Jika fistula ini tidak ditangani maka dapat dijadikan rute acses masuknya bakteri yang
akan menyebabkan infeksi(ex meningitis, absess otak) dalam beberapa tahun setelah
terjadinya trauma.
b. Deficit neurologi posttrauma
Deficit nervus kranialis yang paling sering adalah terjadinya anosmia posttrauma
yang mana dapat permanen pada 2/3 pasien yang diikuti dengan injury dari nervus
optikus dan palsies dari nervus penggerak bola mata. Disfungsi nervus optikus jarang
sembuh sedangkan palsies pada nervus kranial III,IV dan VI biasanya membaik
dalam 2-3 bulan. Fraktur dari petrous pyramid, dapat menyebabkan palsy dari nervus
facialis dan dapat juga mengenai nervus vestibulococlearis ataupun coclea sendiri
yang bermanifestasi pada ketulian.
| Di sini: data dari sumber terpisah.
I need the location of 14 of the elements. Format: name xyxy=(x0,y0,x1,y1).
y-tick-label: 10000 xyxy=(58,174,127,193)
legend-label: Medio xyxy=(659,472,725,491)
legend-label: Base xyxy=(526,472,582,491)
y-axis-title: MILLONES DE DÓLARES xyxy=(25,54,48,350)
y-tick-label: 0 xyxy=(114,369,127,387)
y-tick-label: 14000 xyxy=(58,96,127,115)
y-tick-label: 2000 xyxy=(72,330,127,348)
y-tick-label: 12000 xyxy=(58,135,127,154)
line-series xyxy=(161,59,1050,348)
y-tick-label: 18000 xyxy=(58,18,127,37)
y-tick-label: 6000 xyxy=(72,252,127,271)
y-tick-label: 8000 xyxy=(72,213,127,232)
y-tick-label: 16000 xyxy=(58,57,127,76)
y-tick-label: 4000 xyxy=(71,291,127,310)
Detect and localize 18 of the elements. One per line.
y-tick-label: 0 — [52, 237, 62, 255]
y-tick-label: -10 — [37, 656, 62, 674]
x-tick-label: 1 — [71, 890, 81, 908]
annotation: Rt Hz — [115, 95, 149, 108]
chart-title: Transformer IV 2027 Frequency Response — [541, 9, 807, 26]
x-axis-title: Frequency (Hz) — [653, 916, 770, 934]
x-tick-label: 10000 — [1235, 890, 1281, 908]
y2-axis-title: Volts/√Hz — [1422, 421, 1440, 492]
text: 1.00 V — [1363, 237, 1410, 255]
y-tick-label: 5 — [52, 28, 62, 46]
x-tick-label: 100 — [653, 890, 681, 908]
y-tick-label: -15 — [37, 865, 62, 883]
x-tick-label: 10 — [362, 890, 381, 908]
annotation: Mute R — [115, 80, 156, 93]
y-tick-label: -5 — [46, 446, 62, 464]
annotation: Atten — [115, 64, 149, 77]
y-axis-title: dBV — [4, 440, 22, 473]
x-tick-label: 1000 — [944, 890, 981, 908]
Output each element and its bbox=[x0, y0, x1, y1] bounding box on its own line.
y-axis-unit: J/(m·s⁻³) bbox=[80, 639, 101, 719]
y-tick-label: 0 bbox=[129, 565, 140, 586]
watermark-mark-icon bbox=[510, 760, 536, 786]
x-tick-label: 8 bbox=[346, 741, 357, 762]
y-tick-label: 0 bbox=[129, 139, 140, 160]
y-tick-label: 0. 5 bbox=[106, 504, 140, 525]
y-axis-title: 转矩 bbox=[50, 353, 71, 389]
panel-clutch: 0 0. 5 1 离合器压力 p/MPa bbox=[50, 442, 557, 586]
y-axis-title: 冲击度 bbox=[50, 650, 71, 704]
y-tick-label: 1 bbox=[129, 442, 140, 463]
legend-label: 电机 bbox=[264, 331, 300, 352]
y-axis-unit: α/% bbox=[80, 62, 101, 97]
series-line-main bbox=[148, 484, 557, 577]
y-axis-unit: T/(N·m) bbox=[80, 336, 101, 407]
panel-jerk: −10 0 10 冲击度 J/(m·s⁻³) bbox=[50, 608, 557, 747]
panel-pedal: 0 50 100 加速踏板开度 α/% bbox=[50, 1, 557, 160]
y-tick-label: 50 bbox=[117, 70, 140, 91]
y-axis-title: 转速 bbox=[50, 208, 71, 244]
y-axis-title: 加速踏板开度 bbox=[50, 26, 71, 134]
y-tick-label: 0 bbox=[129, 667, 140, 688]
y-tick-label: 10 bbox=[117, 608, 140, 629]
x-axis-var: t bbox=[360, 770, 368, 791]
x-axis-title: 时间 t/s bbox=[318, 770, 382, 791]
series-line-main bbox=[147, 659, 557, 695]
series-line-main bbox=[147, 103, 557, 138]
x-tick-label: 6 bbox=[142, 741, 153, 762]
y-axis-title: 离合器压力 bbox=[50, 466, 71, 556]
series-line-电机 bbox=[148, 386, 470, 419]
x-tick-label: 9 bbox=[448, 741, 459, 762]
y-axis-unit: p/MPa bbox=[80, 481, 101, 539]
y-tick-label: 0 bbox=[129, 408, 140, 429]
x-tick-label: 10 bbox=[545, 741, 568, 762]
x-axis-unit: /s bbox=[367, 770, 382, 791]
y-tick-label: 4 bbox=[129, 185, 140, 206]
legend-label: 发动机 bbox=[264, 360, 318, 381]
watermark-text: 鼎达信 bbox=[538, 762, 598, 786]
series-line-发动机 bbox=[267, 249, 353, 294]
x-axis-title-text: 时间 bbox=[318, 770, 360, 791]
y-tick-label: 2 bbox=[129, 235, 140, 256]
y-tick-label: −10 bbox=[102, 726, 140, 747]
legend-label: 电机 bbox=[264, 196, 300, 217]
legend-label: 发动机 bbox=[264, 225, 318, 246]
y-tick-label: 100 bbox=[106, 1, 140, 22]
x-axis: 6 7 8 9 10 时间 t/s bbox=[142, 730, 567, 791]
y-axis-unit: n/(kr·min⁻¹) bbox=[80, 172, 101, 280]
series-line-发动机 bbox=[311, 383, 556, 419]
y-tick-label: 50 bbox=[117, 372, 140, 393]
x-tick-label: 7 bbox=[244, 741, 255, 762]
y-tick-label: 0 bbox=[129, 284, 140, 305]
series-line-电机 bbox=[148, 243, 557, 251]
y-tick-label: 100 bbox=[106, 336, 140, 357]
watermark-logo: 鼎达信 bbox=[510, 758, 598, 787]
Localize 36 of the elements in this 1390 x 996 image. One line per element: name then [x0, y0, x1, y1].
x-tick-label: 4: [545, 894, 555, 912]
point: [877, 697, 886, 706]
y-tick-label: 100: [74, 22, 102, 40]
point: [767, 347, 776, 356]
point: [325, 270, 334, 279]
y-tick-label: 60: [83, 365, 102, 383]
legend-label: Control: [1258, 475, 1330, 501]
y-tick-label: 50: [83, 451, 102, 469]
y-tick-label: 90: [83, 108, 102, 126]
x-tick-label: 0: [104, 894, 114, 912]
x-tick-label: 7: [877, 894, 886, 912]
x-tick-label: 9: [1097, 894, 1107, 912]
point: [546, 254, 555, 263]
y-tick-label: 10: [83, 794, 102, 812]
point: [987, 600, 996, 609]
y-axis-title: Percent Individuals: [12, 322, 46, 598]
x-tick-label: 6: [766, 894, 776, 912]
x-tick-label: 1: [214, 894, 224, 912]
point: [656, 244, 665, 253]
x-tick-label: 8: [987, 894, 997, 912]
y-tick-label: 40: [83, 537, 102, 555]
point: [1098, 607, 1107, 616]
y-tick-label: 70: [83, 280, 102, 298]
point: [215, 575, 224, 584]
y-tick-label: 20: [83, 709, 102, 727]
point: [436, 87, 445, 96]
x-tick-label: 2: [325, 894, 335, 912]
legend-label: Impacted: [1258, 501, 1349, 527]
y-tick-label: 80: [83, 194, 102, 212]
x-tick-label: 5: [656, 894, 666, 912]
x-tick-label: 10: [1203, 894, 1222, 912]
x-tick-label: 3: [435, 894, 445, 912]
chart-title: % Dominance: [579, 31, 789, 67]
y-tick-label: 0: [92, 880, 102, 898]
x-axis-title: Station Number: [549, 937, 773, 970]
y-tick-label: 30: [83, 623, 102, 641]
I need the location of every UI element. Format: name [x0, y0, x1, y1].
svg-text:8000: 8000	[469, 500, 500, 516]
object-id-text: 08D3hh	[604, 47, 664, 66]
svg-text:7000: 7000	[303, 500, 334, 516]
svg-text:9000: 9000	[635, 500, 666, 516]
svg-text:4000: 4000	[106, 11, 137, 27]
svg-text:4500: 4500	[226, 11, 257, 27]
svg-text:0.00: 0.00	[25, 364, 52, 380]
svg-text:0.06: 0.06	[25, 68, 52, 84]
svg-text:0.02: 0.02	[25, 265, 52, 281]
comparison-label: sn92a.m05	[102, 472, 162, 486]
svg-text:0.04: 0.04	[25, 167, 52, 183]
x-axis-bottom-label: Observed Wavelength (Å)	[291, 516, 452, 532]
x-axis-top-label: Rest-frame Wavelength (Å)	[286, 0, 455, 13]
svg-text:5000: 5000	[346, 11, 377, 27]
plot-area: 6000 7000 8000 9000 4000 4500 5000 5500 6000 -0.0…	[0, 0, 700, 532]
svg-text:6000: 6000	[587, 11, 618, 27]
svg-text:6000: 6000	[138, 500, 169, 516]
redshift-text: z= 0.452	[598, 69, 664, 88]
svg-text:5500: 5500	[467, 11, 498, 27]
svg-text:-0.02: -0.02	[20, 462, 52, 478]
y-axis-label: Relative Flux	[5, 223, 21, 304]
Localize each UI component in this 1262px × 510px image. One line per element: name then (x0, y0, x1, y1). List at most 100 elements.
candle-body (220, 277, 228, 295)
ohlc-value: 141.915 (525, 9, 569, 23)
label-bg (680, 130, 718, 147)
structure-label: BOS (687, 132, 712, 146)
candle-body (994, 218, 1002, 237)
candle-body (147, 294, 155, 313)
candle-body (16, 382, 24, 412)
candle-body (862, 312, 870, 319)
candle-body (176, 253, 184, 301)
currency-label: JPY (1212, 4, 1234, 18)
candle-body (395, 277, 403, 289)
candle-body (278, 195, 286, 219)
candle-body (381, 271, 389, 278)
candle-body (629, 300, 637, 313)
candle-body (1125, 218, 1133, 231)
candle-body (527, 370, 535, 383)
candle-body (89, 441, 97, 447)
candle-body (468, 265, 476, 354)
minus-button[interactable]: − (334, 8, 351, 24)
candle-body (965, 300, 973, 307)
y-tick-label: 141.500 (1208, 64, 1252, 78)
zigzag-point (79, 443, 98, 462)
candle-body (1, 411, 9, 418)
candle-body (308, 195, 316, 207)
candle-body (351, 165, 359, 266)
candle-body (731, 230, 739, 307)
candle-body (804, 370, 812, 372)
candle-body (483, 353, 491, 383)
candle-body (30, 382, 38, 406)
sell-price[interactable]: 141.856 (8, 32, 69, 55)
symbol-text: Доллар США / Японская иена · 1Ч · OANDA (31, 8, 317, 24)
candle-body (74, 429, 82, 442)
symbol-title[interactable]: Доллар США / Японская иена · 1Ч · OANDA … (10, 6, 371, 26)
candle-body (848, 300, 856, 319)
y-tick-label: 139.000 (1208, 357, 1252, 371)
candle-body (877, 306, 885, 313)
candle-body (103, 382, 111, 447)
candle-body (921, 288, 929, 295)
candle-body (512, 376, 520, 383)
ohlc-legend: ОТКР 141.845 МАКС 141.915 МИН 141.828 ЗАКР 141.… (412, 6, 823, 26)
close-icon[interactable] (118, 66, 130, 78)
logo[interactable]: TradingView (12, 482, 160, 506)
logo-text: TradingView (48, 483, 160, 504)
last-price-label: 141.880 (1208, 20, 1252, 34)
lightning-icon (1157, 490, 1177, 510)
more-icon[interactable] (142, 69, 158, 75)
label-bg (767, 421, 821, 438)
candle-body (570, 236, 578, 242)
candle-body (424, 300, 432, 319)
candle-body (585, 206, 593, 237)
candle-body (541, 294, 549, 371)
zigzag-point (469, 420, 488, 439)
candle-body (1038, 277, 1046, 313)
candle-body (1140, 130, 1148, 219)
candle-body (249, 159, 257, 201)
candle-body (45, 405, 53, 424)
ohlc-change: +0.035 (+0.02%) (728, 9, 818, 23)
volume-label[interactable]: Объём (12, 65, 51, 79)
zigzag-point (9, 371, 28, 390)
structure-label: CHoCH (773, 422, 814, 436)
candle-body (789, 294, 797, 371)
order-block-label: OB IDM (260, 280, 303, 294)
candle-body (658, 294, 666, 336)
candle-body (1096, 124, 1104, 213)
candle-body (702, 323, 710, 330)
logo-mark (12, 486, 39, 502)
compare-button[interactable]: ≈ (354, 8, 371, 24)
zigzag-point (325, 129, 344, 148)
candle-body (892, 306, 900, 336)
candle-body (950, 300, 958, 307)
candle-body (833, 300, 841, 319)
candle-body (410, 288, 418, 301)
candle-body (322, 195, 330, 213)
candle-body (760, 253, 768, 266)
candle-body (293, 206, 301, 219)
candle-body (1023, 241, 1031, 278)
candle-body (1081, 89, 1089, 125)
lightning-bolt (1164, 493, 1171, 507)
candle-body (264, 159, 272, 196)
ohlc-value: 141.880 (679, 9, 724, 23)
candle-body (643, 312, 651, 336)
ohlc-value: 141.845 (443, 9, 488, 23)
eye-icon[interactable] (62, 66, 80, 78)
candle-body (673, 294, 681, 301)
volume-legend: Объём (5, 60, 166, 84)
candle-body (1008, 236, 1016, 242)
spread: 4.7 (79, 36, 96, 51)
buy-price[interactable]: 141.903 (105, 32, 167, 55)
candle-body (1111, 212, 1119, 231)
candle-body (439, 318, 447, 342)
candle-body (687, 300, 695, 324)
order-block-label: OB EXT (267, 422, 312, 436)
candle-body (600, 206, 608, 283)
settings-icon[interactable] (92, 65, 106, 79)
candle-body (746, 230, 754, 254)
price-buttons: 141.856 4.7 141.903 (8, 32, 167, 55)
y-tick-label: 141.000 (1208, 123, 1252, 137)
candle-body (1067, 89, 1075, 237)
Lesi focal pada otak biasanya hanya akan
menyebabkan deficit pada lokasi persarafannya saja lesi diencephalon dapat
menyebabkan diabetes insipidus. Lesi pada cerebellar memiliki karakteristik ataxia.
c. Posttraumatic epilepsy
Biasanya terjadi dalam 2 tahun pertama setelah trauma (80%). Bisa bersifat focal,
secondary generaliza ataupun generelisata.
d. Deficit neuropsikologi dan perubahan personality
Deficit neuropsikologi (dapat berupa focal organic brain syndrome, psyco- or-genic
syndrome, ataupun posttraumatic encephalopathy) dan perubahan personality akibat
sequelae yang terjadi pada trauma kepala pada pasien. Hal ini tergantung dari
beratnya ketidaksadaran serta lamanya amnesia yang terjadi pada pasien. Disertai
juga dengan gangguan short dan long memory serta adanya gangguan atensi.sering
juga terjadi
Impatensi, irritabilias, konsentrasi lemah dan penurunan pada
ketertarikan hingga menjadi apati.
Prognosis :
-
Sangat tergantung dari tingkat keparahan (pasien dengan GCS 3-4 memiliki
kemungkinan meninggal 85% atau tetap dalam keadaan vegetative) serta penanganan
awal yang diberikan. Factor usia juga turut mendukung menginat tingkat pemulihan yang
lebih baik pada anak-anak dibandingkan pada orang tua.
HEMATOM INTRACEREBRAL
Biasanya terjadi di lobus frontalis dan temporalis. Hematom ini akan memberikan efek
masa, yang dikombinasi dengan terjadinya edema yang akan meningkatkan tekanan
intrakranialis yang menyebabkan progresif ketidaksadaran serta peningkatan deficit
nuruologis. Perlu segera dilakukan CT scan dan ditemukan area hyperdence. Serta perlu
dipertimbangkan neurosurgical tergantung besar dan lokasi hematom.